Feels like Christmas

I saw an ad the other day for a mall here in Hong Kong, proclaiming it to be the place to experience a "True Christmas," on account of over 100 true Christmas trees. And of course, I scoffed, rolling my eyes at the idea that "true" Christmas is found in a mall, or in real Christmas trees, for that matter.
Until I remembered that shortly after we decorated and lit our Christmas tree (Finn's first "real" one) I thought to myself "it really feels like Christmas now."

Our Hong Kong Christmases (this is our third) have made it clear just how important the secular side of this holiday is to me, and I suspect, in fact, that most of my joy comes from cultural traditions more than the spiritual aspect. (This, in spite of the fact that we emphasize the spiritual side, observing advent, doing special advent devotions, etc.) But cookies and cards and decorations  ... it's just good. And when else in the year do we bring a whole tree inside our homes, for goodness' sake?

So anyway. I like the traditions. And I'm done with looking down on them, even when they have nothing to do with the nativity. (Well, I will look down on Porsche's advent calendar. Did you see that? Just a little obscene.)
This year our joy comes in large part to having a new baby around--watching Willa come into her personhood, and watching Finn fall in love with her.

Our joy, though, is tinged with grief--with a newly conscious and close understanding of sorrow, watching our friends watch their baby die. This feels like the first grown-up grief of our lives (or our friends' lives): No cookie-care-packages or positive attitudes will make this better. And I know that this is the point where I should say something inspirational about how the only answer to the real grief of a baby's death is the real Christmas--the baby in the manger. But though I can affirm that as true, what I believe, it's hard to make the connection right now.

Our joy also has an urgency to it, a responsibility, as if knowing how blessed we are compels us to remember it all the time. But of course, no one can live like that constantly, at least we can't. So we still get cross with Finn and tired of pacing the floor with Willa, even while crying inside for baby Jack and bracing ourselves for whatever other tragedy is waiting in the wings.

And so back to Christmas.
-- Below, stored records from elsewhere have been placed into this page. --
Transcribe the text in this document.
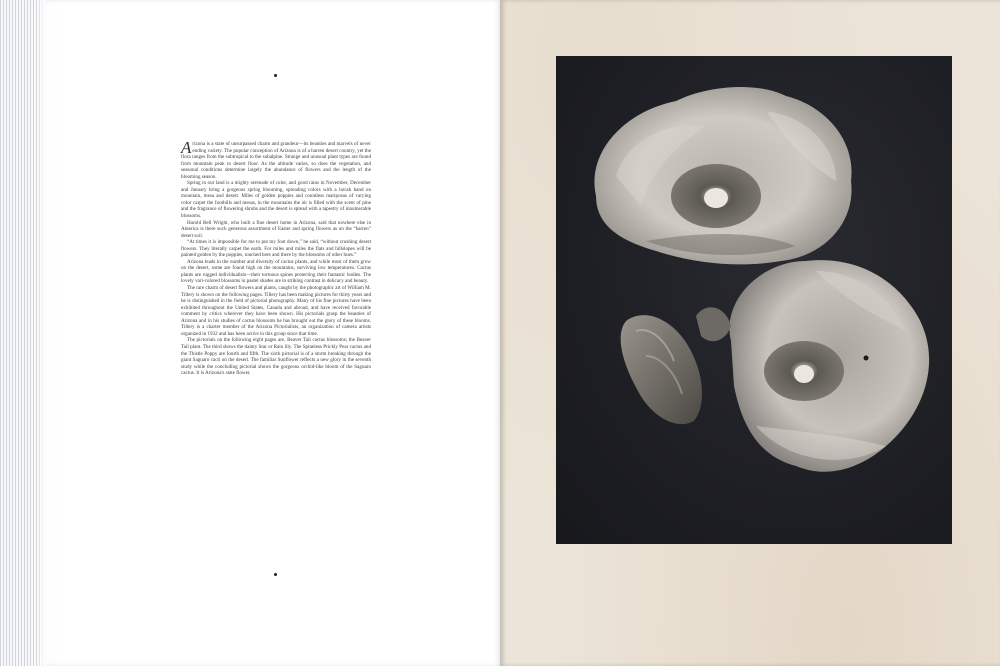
Arizona is a state of unsurpassed charm and grandeur—its beauties and marvels of never ending variety. The popular conception of Arizona is of a barren desert country, yet the flora ranges from the subtropical to the subalpine. Strange and unusual plant types are found from mountain peak to desert floor. As the altitude varies, so does the vegetation, and seasonal conditions determine largely the abundance of flowers and the length of the blooming season.

Spring in our land is a mighty serenade of color, and good rains in November, December and January bring a gorgeous spring blooming, spreading colors with a lavish hand on mountain, mesa and desert. Miles of golden poppies and countless mariposas of varying color carpet the foothills and mesas, in the mountains the air is filled with the scent of pine and the fragrance of flowering shrubs and the desert is spread with a tapestry of innumerable blossoms.

Harold Bell Wright, who built a fine desert home in Arizona, said that nowhere else in America is there such generous assortment of Easter and spring flowers as on the “barren” desert soil.

“At times it is impossible for me to put my foot down,” he said, “without crushing desert flowers. They literally carpet the earth. For miles and miles the flats and hillslopes will be painted golden by the poppies, touched here and there by the blossoms of other hues.”

Arizona leads in the number and diversity of cactus plants, and while most of them grow on the desert, some are found high on the mountains, surviving low temperatures. Cactus plants are rugged individualists—their tortuous spines protecting their fantastic bodies. The lovely vari-colored blossoms in pastel shades are in striking contrast in delicacy and beauty.

The rare charm of desert flowers and plants, caught by the photographic art of William M. Tillery is shown on the following pages. Tillery has been making pictures for thirty years and he is distinguished in the field of pictorial photography. Many of his fine pictures have been exhibited throughout the United States, Canada and abroad, and have received favorable comment by critics wherever they have been shown. His pictorials grasp the beauties of Arizona and in his studies of cactus blossoms he has brought out the glory of these blooms. Tillery is a charter member of the Arizona Pictorialists, an organization of camera artists organized in 1932 and has been active in this group since that time.

The pictorials on the following eight pages are, Beaver Tail cactus blossoms; the Beaver Tail plant. The third shows the dainty Star or Rain lily. The Spineless Prickly Pear cactus and the Thistle Poppy are fourth and fifth. The sixth pictorial is of a storm breaking through the giant Saguaro cacti on the desert. The familiar Sunflower reflects a new glory in the seventh study while the concluding pictorial shows the gorgeous orchid-like bloom of the Saguaro cactus. It is Arizona's state flower.
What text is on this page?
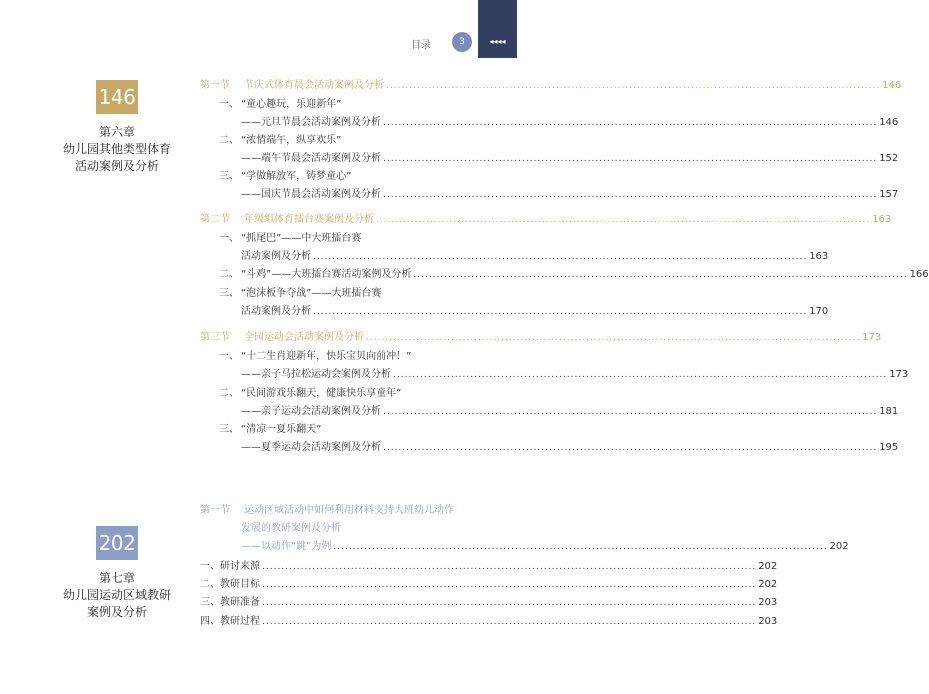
目录	3	◂◂◂◂
146
第六章
幼儿园其他类型体育
活动案例及分析
202
第七章
幼儿园运动区域教研
案例及分析
第一节 节庆式体育晨会活动案例及分析 ................................................................................................................................ 146
一、 “童心趣玩，乐迎新年”
——元旦节晨会活动案例及分析 ................................................................................................................................ 146
二、 “浓情端午，纵享欢乐”
——端午节晨会活动案例及分析 ................................................................................................................................ 152
三、 “学做解放军，铸梦童心”
——国庆节晨会活动案例及分析 ................................................................................................................................ 157
第二节 年级组体育擂台赛案例及分析 ................................................................................................................................ 163
一、 “抓尾巴”——中大班擂台赛
活动案例及分析 ................................................................................................................................ 163
二、 “斗鸡”——大班擂台赛活动案例及分析 ................................................................................................................................ 166
三、 “泡沫板争夺战”——大班擂台赛
活动案例及分析 ................................................................................................................................ 170
第三节 全园运动会活动案例及分析 ................................................................................................................................ 173
一、 “十二生肖迎新年，快乐宝贝向前冲！”
——亲子马拉松运动会案例及分析 ................................................................................................................................ 173
二、 “民间游戏乐翻天，健康快乐享童年”
——亲子运动会活动案例及分析 ................................................................................................................................ 181
三、 “清凉一夏乐翻天”
——夏季运动会活动案例及分析 ................................................................................................................................ 195
第一节 运动区域活动中如何利用材料支持大班幼儿动作
发展的教研案例及分析
——以动作“跳”为例 ................................................................................................................................ 202
一、 研讨来源 ................................................................................................................................ 202
二、 教研目标 ................................................................................................................................ 202
三、 教研准备 ................................................................................................................................ 203
四、 教研过程 ................................................................................................................................ 203
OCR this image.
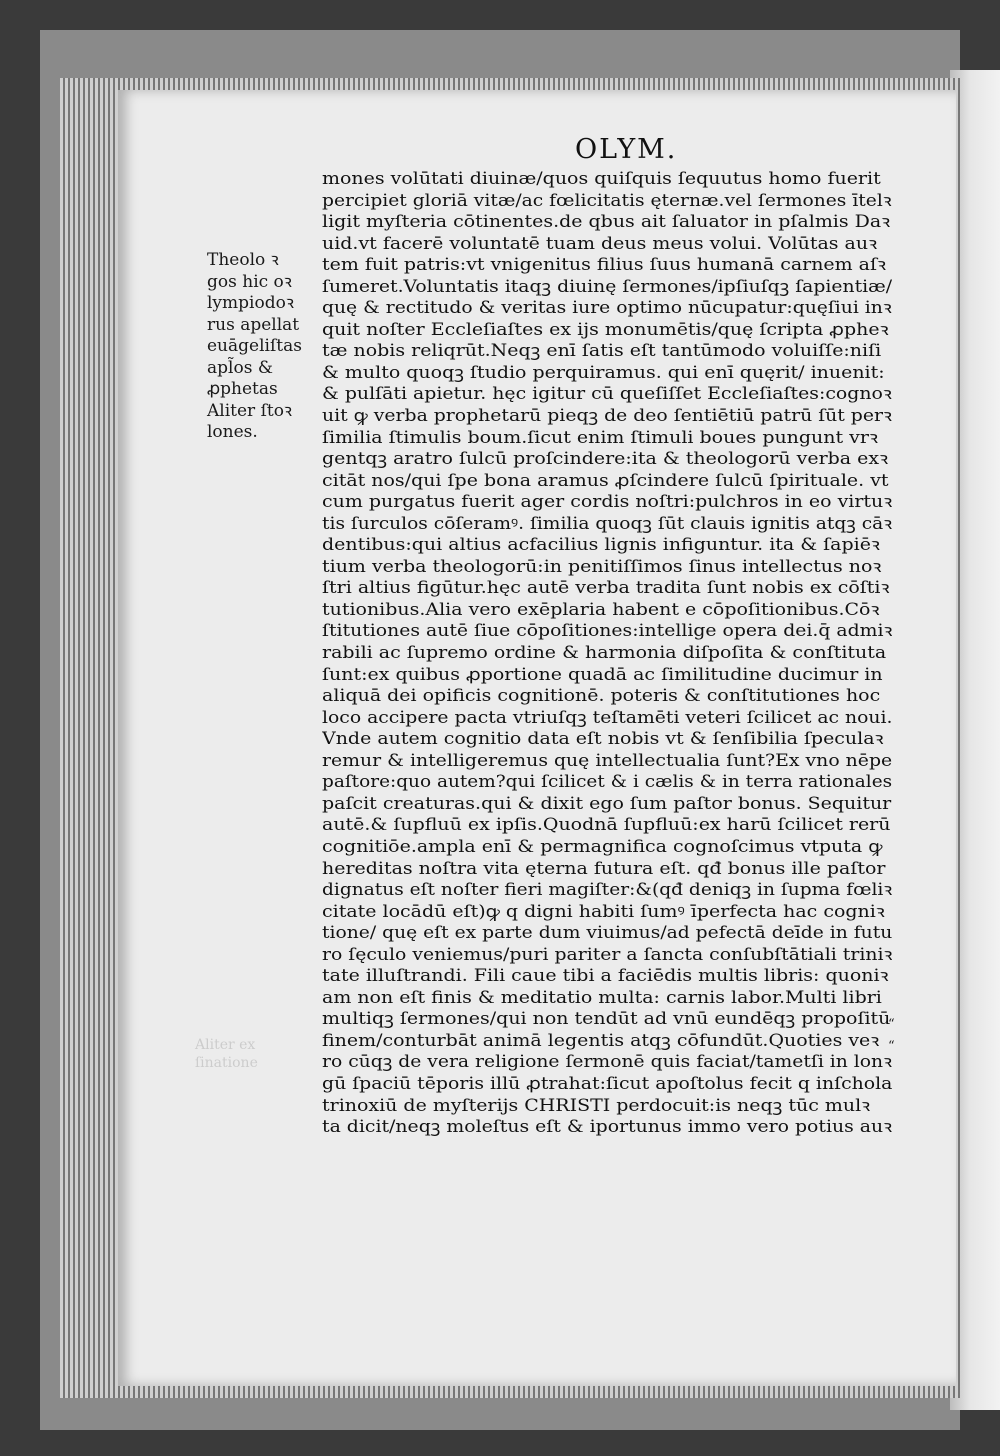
OLYM.
Theolo ꝛ
gos hic oꝛ
lympiodoꝛ
rus apellat
euāgeliſtas
apl̃os &
ꝓphetas
Aliter ſtoꝛ
lones.
Aliter ex
ſinatione
“
“
mones volūtati diuinæ/quos quiſquis ſequutus homo fuerit
percipiet gloriā vitæ/ac fœlicitatis ęternæ.vel ſermones ītelꝛ
ligit myſteria cōtinentes.de qbus ait ſaluator in pſalmis Daꝛ
uid.vt facerē voluntatē tuam deus meus volui. Volūtas auꝛ
tem fuit patris:vt vnigenitus filius ſuus humanā carnem aſꝛ
ſumeret.Voluntatis itaqꝫ diuinę ſermones/ipſiuſqꝫ ſapientiæ/
quę & rectitudo & veritas iure optimo nūcupatur:quęſiui inꝛ
quit noſter Eccleſiaſtes ex ijs monumētis/quę ſcripta ꝓpheꝛ
tæ nobis reliqrūt.Neqꝫ enī ſatis eſt tantūmodo voluiſſe:niſi
& multo quoqꝫ ſtudio perquiramus. qui enī quęrit/ inuenit:
& pulſāti apietur. hęc igitur cū queſiſſet Eccleſiaſtes:cognoꝛ
uit ꝙ verba prophetarū pieqꝫ de deo ſentiētiū patrū ſūt perꝛ
ſimilia ſtimulis boum.ſicut enim ſtimuli boues pungunt vrꝛ
gentqꝫ aratro ſulcū proſcindere:ita & theologorū verba exꝛ
citāt nos/qui ſpe bona aramus ꝓſcindere ſulcū ſpirituale. vt
cum purgatus fuerit ager cordis noſtri:pulchros in eo virtuꝛ
tis ſurculos cōſeramꝰ. ſimilia quoqꝫ ſūt clauis ignitis atqꝫ cāꝛ
dentibus:qui altius acfacilius lignis infiguntur. ita & ſapiēꝛ
tium verba theologorū:in penitiſſimos ſinus intellectus noꝛ
ſtri altius figūtur.hęc autē verba tradita ſunt nobis ex cōſtiꝛ
tutionibus.Alia vero exēplaria habent e cōpoſitionibus.Cōꝛ
ſtitutiones autē ſiue cōpoſitiones:intellige opera dei.q̄ admiꝛ
rabili ac ſupremo ordine & harmonia diſpoſita & conſtituta
ſunt:ex quibus ꝓportione quadā ac ſimilitudine ducimur in
aliquā dei opificis cognitionē. poteris & conſtitutiones hoc
loco accipere pacta vtriuſqꝫ teſtamēti veteri ſcilicet ac noui.
Vnde autem cognitio data eſt nobis vt & ſenſibilia ſpeculaꝛ
remur & intelligeremus quę intellectualia ſunt?Ex vno nēpe
paſtore:quo autem?qui ſcilicet & i cælis & in terra rationales
paſcit creaturas.qui & dixit ego ſum paſtor bonus. Sequitur
autē.& ſupfluū ex ipſis.Quodnā ſupfluū:ex harū ſcilicet rerū
cognitiōe.ampla enī & permagnifica cognoſcimus vtputa ꝙ
hereditas noſtra vita ęterna futura eſt. qđ bonus ille paſtor
dignatus eſt noſter fieri magiſter:&(qđ deniqꝫ in ſupma fœliꝛ
citate locādū eſt)ꝙ q digni habiti ſumꝰ īperfecta hac cogniꝛ
tione/ quę eſt ex parte dum viuimus/ad pefectā deīde in futu
ro ſęculo veniemus/puri pariter a ſancta conſubſtātiali triniꝛ
tate illuſtrandi. Fili caue tibi a faciēdis multis libris: quoniꝛ
am non eſt finis & meditatio multa: carnis labor.Multi libri
multiqꝫ ſermones/qui non tendūt ad vnū eundēqꝫ propoſitū
finem/conturbāt animā legentis atqꝫ cōfundūt.Quoties veꝛ
ro cūqꝫ de vera religione ſermonē quis faciat/tametſi in lonꝛ
gū ſpaciū tēporis illū ꝓtrahat:ſicut apoſtolus fecit q inſchola
trinoxiū de myſterijs CHRISTI perdocuit:is neqꝫ tūc mulꝛ
ta dicit/neqꝫ moleſtus eſt & iportunus immo vero potius auꝛ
The lines that ring in my head are from Rory Cooney's Carol of the Stranger: "Welcome tiny stranger, to hunger and frost, to armored invaders, to paradise lost."

Not very cheery I know. (And to be fair, we have Rosemary Clooney's version of Jingle Bells on repeat around here, so those words ring in my head too.)

But here's a truth I can affirm. If God didn't promise to protect us from all the bad things that can happen, God does promise God's presence with us in those bad things. And where is that presence more prominently displayed than in the form of a baby? God in flesh. Eternity trapped in mortality. A wonder, indeed.

Welcome, all Wonders in one sight!
   Eternity shut in a span.
Summer in winter, day in night,
   Heaven in earth, and God in man.
Great little One! Whose all-embracing birth
Lifts earth to heaven, stoops heaven to earth.

(Richard Crashaw) 


MooreMama said...

About 6 years ago, my "work BFF", another close friend of ours, and I "decided" (haha) that we'd all get pregnant at the same time and have out babies together.
Three years later, we did. Those babies were Cash, Andee, and Callie. Callie was born 9/10, Andee was 9/17, and Cash was 11/1.

When Cash was 9 months old, he was diagnosed with a Wilms tumor and a team at OU Children's Hospital removed a softball sized tumor and his left kidney. When pathology came back, they discovered that it wasn't a Wilms tumor, it was the Wilms tumor's very nasty cousin - the Rhabdoid tumor. A scan revealed metz on his lungs, in his abdominal cavity, and a quarter-sized tumor in his brain.
Cash had 3 (or 4?) surgeries in the next few months and a very aggressive and specialized chemo regimin. He died last March, when he was 16 1/2 months old.

I look at my own miracle baby and see her running around, jabbering and laughing and dancing, and I wish more than anything that Cash was there with her, screaming "NO!" and laughing at his own silliness or turning circles until he collapsed in a dizzy giggly puddle on the floor.

It's hard, Monte. I don't have any advice or wise words, but I do know how looking at your own healthy baby can make your heart leap for joy and break into a million pieces all at the same time.

Monte said...

Thanks, Jessica. That's exactly what it feels like.

Krissie said...

yes, it's a very strange thing... I don't know that I've ever known sorrow or grief like I do right now for JJ and Erin and little Maya. I like what you had to say about God being present... it is so true.